Our in vitro studies suggest FRA-1 expression is important for invasive potential. To assess whether FRA-1 expression changed during the progression of pancreatic cancer, we evaluated the data series GSE42952, which includes tumor stage and some matched primary and metastatic tumors. FOSL1 expression was plotted for each tumor stage identified within the data set, ignoring absent calls (Figure 5C) [28, 30]. For metastatic sites we differentiated between the identified liver or peritoneal metastatic site. Late stage tumors showed a slightly higher trend of FOSL1 expression, particularly within liver metastases, but the low number of samples prevented us from making reliable conclusions based solely on these data. As a second evaluation, we performed immunohistochemistry using tissue microarrays of matched sets of primary and metastatic tumors derived from the UNMC Rapid Autopsy Program. FRA-1 expression was examined in primary site tumor, metastatic sites, and normal pancreas from multiple patients (Supplementary Figure 4). A heatmap was generated based upon the intensity of staining observed within tumor cells with representative images for scoring presented (Figure 5D). Most cancer cells exhibited robust nuclear staining, whereas FRA-1 was absent in normal pancreas samples; however there were no consistent trends of higher expression in metastatic samples in this limited analysis. Expression of FRA-1 also varied in different tumor samples. Thus we conclude that FRA-1 is upregulated in some but not all pancreatic cancers.

FRA-1 overexpressing tumors exhibit a FRA-1:EMT signature

Recently a FRA-1:EMT signature has been proposed for colorectal cancer cells overexpressing a flagged FRA-1 construct [31]. Eight genes identified as regulated by FRA-1 were found to represent part of an Epithelial to Mesenchymal Transition (EMT) associated signature: VIM, FN1, FOSL1, ZEB1, SNAI2, AXL, TGFB2, and SMAD3. We chose to examine gene expression of 6 of these genes (FN1, ZEB1, SNAI2, AXL, TGFB2, and SMAD3) in PDAC samples. The GSE16515 PDAC data set was analyzed for a similar signature. We evaluated paired samples that overexpressed FOSL1 at least two-fold, which were predicted to exhibit a FRA-1 associated phenotype [27]. Calculation of Log₂Fold Change for each paired set of tumor and normal samples for these targets (Figure 6A–6F) showed a substantial correlation between FRA-1 expression and upregulation of these EMT signature mRNAs. 5 of the 6 targets (FN1, ZEB1, SNAI2, AXL, and SMAD3) were upregulated in at least 60% of the tumors with high FRA-1 expression; however TGFB2 showed no consistent trend. Tumor samples 5, 8, 11, 13, and 15 were most consistent with the predicted FRA-1 signature, mirroring the predicted trend 100% of the time for genes other than TGFB2. These results support the hypothesis that pancreatic cancer exhibits a FRA-1 driven EMT signature, though only within a subset of cases.

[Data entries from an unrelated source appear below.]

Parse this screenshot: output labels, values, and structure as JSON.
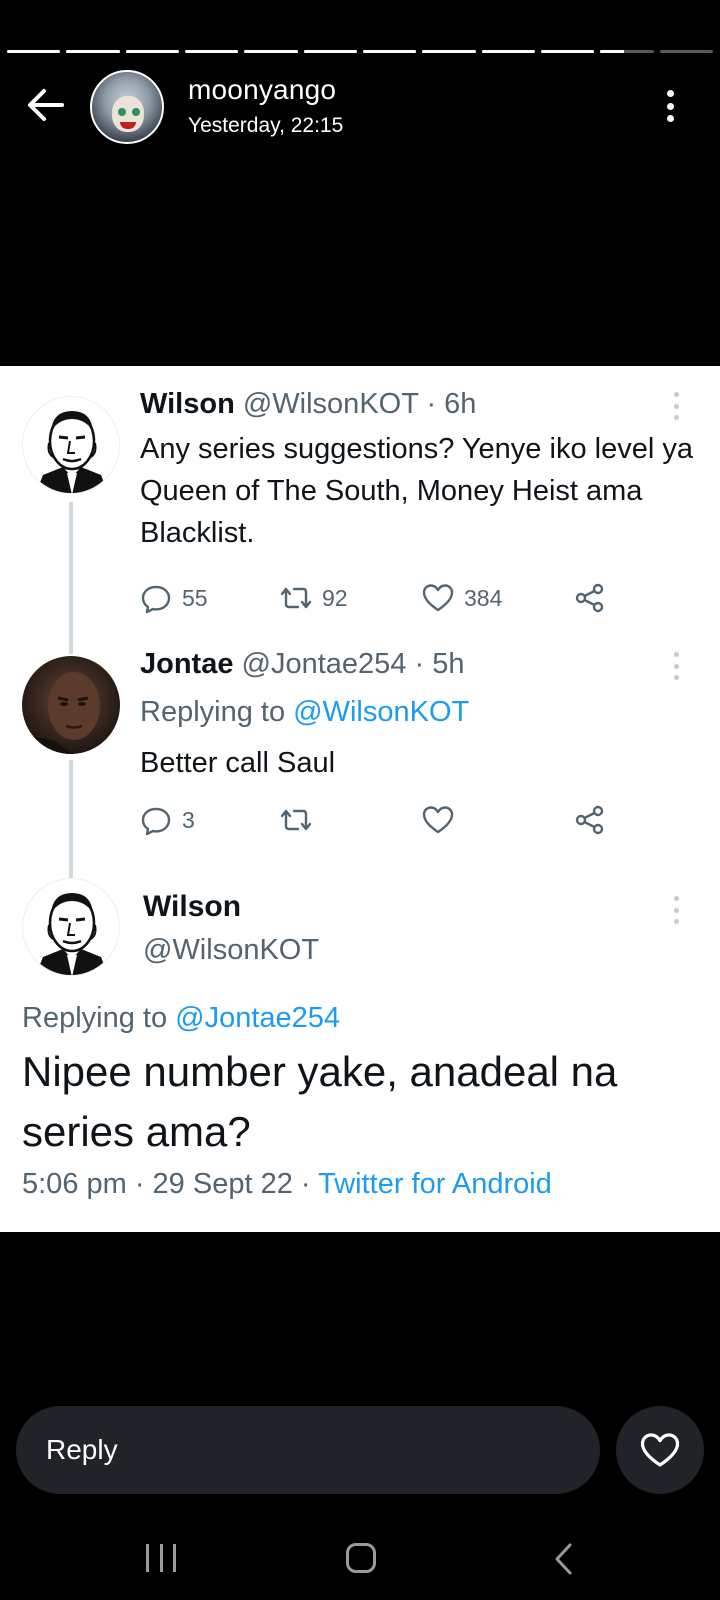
{
  "story": {
    "progress": {
      "segments_total": 12,
      "segments_complete": 10,
      "current_segment_fraction": 0.45
    },
    "username": "moonyango",
    "timestamp": "Yesterday, 22:15"
  },
  "tweets": [
    {
      "name": "Wilson",
      "handle_time": "@WilsonKOT · 6h",
      "text": "Any series suggestions? Yenye iko level ya Queen of The South, Money Heist ama Blacklist.",
      "replies": "55",
      "retweets": "92",
      "likes": "384"
    },
    {
      "name": "Jontae",
      "handle_time": "@Jontae254 · 5h",
      "replying_prefix": "Replying to",
      "replying_handle": "@WilsonKOT",
      "text": "Better call Saul",
      "replies": "3"
    }
  ],
  "focused_tweet": {
    "name": "Wilson",
    "handle": "@WilsonKOT",
    "replying_prefix": "Replying to",
    "replying_handle": "@Jontae254",
    "text": "Nipee number yake, anadeal na series ama?",
    "date_meta": "5:06 pm · 29 Sept 22 · ",
    "source": "Twitter for Android"
  },
  "reply_bar": {
    "placeholder": "Reply"
  },
  "colors": {
    "link": "#1d9bf0",
    "meta": "#536471",
    "reply_bg": "#202327"
  }
}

To examine whether protein expression of these genes correlated with FRA-1 in patient samples, we performed IHC for Slug (SNAI2) and ZEB1 on matched sets from our rapid autopsy program (Supplementary Figures 5 and 6). Slug was observed in most samples, though it was absent in a FRA-1 negative tumor. ZEB1 was absent in most samples, but present in a few tumors highly expressing FRA-1. A heatmap representing the IHC pattern was generated using R programming language (Supplementary Figure 7). These results suggested that even though there were effects on mRNA levels, there was not a direct correlation between expression of FRA-1 and the protein products of its target genes Slug and ZEB1 in clinical samples, demonstrating that factors other than mRNA levels influence steady state levels of these proteins.

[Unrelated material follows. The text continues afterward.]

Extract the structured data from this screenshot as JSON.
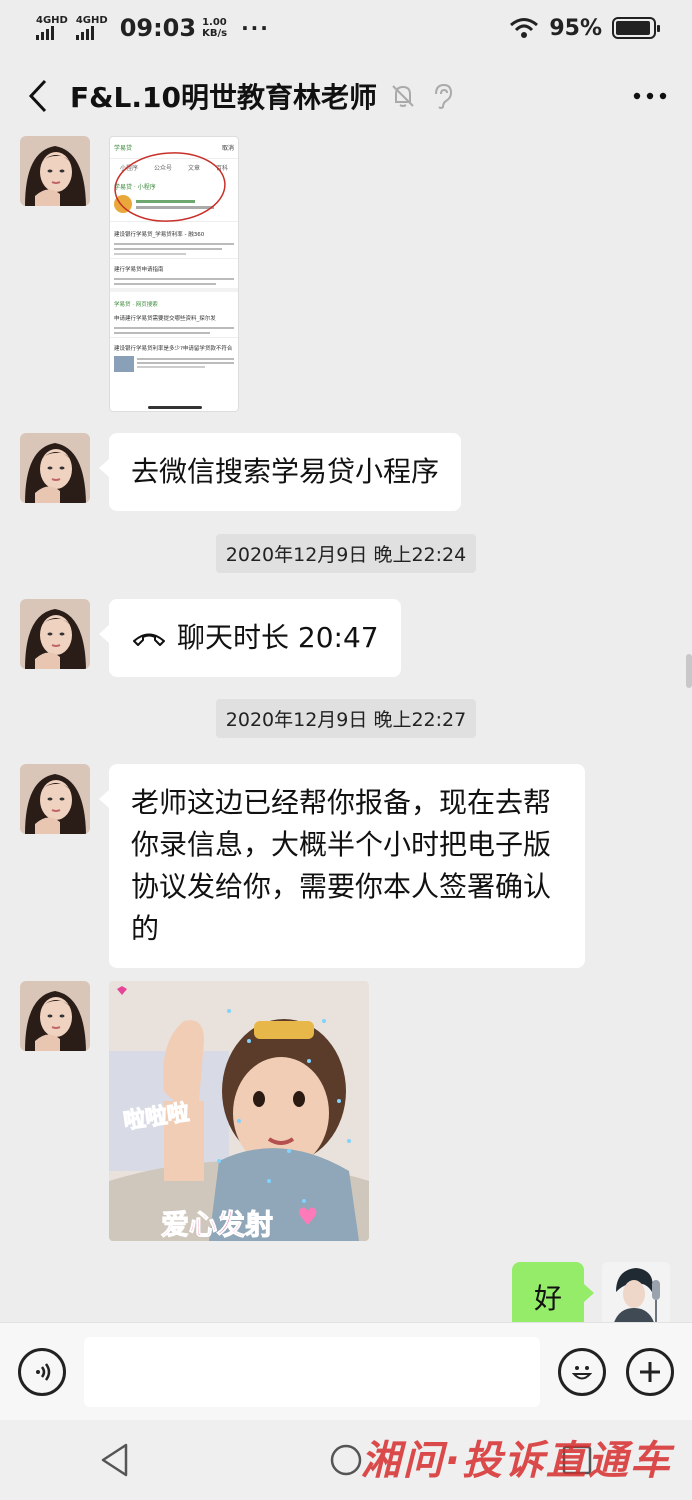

MUC1 regulates expression of FRA-1:EMT gene targets

As previous studies have demonstrated the capacity of MUC1 to regulate expression of MMP1 and CTGF, we sought to examine how the interplay of MUC1 and FRA-1 impacted expression of these genes[7, 32]. We performed RT-PCR analyses of our S2013.Neo, S2013.MIF, Panc1.Neo, and Panc1.MUC1 cell lines in conjunction with FRA-1 overexpression or knockdown to examine expression of MMP1 and CTGF. Expression of FOSL1 was used as a positive control to confirm overexpression or knockdown of FRA-1. Results indicated that increased MUC1 expression dramatically impacts expression of MMP1 and CTGF in S2013 cells. Overexpression or knockdown of FRA-1 did not reverse these effects, indicating a dominance of MUC1 effects at these sites, whereas loss of FRA-1 in S2013.Neo resulted in CTGF expression comparable to that observed in S2013.MIF (Figure 7A). These results were more modest in Panc1 cells and reflect a less robust impact of MUC1 on expression of these targets in this cell line (Figure 7B).

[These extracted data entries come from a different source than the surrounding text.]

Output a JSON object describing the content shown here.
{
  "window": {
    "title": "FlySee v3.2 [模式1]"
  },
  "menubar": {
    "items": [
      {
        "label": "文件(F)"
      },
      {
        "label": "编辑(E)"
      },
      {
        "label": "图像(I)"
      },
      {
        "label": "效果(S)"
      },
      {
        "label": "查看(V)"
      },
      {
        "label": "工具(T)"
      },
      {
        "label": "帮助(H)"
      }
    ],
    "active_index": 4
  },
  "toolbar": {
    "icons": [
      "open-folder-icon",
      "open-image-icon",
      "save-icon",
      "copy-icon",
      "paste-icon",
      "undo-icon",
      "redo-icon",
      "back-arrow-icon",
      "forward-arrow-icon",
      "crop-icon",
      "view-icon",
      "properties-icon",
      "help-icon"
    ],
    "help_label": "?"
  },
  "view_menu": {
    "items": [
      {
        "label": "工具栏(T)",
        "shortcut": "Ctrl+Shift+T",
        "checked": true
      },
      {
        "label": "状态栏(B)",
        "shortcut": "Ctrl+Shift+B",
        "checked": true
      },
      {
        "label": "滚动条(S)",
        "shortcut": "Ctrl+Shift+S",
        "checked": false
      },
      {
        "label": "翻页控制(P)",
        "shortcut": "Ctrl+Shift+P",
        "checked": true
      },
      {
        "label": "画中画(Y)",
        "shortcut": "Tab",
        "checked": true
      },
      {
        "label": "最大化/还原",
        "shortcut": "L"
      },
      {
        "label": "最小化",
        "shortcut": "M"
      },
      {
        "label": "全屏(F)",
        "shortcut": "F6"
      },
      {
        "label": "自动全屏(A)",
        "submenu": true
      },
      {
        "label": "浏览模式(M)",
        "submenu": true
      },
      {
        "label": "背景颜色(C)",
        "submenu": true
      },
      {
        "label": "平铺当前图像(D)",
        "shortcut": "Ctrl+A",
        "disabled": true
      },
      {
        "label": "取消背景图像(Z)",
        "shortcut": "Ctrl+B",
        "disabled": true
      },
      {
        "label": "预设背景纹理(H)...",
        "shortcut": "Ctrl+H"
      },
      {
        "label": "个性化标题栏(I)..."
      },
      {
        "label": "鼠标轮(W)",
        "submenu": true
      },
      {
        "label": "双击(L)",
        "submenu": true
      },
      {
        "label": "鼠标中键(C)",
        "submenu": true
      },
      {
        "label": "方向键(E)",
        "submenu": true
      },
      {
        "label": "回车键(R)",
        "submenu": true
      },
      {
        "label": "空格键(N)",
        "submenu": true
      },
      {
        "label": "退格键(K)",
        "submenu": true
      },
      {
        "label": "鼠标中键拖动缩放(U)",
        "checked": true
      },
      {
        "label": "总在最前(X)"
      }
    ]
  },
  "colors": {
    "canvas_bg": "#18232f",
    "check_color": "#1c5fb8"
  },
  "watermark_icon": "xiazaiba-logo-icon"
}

To examine whether MUC1 impacted expression of FRA-1:EMT genes, we performed additional RT-PCR studies examining expression of SNAI2, ZEB1, TGFB2, AXL, SMAD3, and FN1. Expression of MUC1 in S2013 cells caused significant upregulation of many of the FRA-1:EMT genes, including SNAI2, ZEB1, AXL, and FN1. Loss of FRA-1 caused significant reduction of these genes to levels comparable to the S2013. Neo cell line. The impact of FRA-1 knockdown in the Neo cell line was relatively modest on most FRA-1:EMT genes (Figure 7C). Once again these effects were less pronounced in the Panc1 cell lines, though AXL was impacted by MUC1 expression (Figure 7D).

DISCUSSION

That MUC1 affects gene expression is well established [33–36]; however, the mechanism by which MUC1 regulates transcription and affects tumor progression is not fully understood. MUC1.CT is known to interact with a wide range of transcription factors including p53, β-catenin, c-Jun, and others [7, 8, 16]. Previous studies have shown that MUC1 displaces c-Jun from promoters of known target genes; the data presented here demonstrates this effect is not the result of decreasing the levels of c-Jun within the cell. Rather, our results indicate that high levels of MUC1 alter the AP-1 transcriptome in part by increasing steady state levels of c-Jun protein. We went on to demonstrate that this stabilization of c-Jun results in enhanced association with FRA-1 in cells expressing high levels of MUC1, suggesting that MUC1 alters the stoichiometry of AP1 protein complexes, which in turn modifies transcriptional activity (Figure 8).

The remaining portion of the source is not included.